Ignore self-generated shutdown signal

Problem

An orchestrator generates shutdown signals (unavailability events) that propagate to all managed services — including the orchestrator's own control-plane services. When the orchestrator shuts itself down, orphaned services that never received a shutdown signal remain running but unreapable (because the reaper is dead). The signal generator is impacted by its own signal — a "boomerang" effect.

Solution

Allow control-plane services to simply ignore shutdown signals associated with the triggering event class (e.g., power-related unavailability events). The orchestrator stays alive to continue coordinating the shutdown and eventual recovery of all other services.

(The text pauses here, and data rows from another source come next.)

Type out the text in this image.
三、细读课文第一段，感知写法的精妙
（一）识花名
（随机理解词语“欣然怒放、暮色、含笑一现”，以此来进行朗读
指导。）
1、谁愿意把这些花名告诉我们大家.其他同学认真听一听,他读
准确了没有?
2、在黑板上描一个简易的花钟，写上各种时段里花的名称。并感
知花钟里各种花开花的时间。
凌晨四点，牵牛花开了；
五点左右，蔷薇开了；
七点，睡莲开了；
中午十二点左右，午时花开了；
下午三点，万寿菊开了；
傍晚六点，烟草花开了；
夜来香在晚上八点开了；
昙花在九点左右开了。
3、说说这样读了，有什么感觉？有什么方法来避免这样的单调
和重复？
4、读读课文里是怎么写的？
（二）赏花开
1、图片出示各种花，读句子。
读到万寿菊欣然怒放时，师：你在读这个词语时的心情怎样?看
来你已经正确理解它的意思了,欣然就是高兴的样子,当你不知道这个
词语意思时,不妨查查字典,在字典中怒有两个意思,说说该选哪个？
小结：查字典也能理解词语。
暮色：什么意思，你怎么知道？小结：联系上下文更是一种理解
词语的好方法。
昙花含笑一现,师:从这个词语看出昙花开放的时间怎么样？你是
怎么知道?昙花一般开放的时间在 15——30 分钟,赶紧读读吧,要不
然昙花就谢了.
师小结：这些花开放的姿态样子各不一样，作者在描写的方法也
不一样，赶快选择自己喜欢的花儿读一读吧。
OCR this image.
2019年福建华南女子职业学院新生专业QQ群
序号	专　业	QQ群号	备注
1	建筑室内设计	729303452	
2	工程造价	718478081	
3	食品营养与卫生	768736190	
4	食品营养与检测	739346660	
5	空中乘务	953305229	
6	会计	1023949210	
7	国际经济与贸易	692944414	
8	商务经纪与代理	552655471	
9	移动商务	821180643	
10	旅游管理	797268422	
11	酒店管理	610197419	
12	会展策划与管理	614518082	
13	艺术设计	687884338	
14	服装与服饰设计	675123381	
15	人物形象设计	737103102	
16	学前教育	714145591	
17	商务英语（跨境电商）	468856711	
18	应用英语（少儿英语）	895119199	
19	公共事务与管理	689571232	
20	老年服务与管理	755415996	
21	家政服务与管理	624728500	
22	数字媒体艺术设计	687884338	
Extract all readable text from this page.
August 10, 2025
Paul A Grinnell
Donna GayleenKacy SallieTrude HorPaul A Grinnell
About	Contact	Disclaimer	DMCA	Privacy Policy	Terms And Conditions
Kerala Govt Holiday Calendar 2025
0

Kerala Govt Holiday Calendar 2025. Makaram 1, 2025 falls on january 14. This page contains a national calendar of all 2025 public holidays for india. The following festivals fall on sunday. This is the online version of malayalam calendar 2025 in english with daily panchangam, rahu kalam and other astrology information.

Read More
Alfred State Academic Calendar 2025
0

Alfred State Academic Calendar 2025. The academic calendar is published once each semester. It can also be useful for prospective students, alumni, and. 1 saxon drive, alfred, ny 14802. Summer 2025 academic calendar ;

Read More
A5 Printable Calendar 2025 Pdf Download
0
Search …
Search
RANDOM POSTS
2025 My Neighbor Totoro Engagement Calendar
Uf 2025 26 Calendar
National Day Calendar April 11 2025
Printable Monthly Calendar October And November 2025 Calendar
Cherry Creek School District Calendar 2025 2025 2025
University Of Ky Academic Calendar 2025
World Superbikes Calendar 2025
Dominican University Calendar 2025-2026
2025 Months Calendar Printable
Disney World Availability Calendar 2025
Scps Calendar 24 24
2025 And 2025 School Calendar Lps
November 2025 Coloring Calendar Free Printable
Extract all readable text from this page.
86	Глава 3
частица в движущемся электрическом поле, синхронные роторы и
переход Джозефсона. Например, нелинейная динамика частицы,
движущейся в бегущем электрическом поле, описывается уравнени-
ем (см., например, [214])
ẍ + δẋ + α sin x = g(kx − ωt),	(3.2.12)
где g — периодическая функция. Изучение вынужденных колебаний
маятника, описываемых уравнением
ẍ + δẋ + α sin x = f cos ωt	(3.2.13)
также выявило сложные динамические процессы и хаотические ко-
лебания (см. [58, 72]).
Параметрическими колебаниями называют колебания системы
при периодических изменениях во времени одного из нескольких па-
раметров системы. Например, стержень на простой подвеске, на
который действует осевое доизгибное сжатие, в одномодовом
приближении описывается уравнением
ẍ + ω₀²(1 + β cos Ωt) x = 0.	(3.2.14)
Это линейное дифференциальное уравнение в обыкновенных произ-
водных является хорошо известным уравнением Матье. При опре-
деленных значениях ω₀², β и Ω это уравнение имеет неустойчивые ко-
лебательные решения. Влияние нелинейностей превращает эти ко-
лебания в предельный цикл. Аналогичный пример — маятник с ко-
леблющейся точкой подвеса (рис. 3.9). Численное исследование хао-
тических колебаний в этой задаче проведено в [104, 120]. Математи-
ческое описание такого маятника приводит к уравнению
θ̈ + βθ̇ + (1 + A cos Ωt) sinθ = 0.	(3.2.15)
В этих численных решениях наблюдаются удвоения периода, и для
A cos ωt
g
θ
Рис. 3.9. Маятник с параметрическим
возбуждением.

Why This Beats the "Complex" Alternatives

Meta explicitly chose this simple approach over more intricate solutions such as maintaining an exclusion list of services exempt from UE dispatch:

  • Simpler — no exclusion-list maintenance burden; no risk of the list becoming stale
  • More sustainable — no coupling between signal dispatch logic and the evolving set of control-plane services
  • Self-contained — each control-plane service owns its own ignore-rule rather than depending on external configuration

Canonical Instance

Meta's Twine orchestrator: unavailability events (UEs) used to orchestrate shutdown and recovery ended up shutting down the Scheduler, Allocator, Broker, and Zelos services that generate and dispatch those UEs. Orphaned services could never be reaped. The fix: control-plane services ignore power-related UE shutdown signals — a one-line policy per service, not a system-wide coordination change.

Generalisation

Any system where a control-plane component both generates and is subject to a broadcast signal faces this risk. Common in:

  • Container orchestrators generating drain signals
  • Service meshes propagating circuit-breaker state
  • Config systems pushing config that includes their own config

The resolution is always the same shape: exempt the signal source from its own signal, either by ignoring it at the receiver or by routing around it at the dispatcher.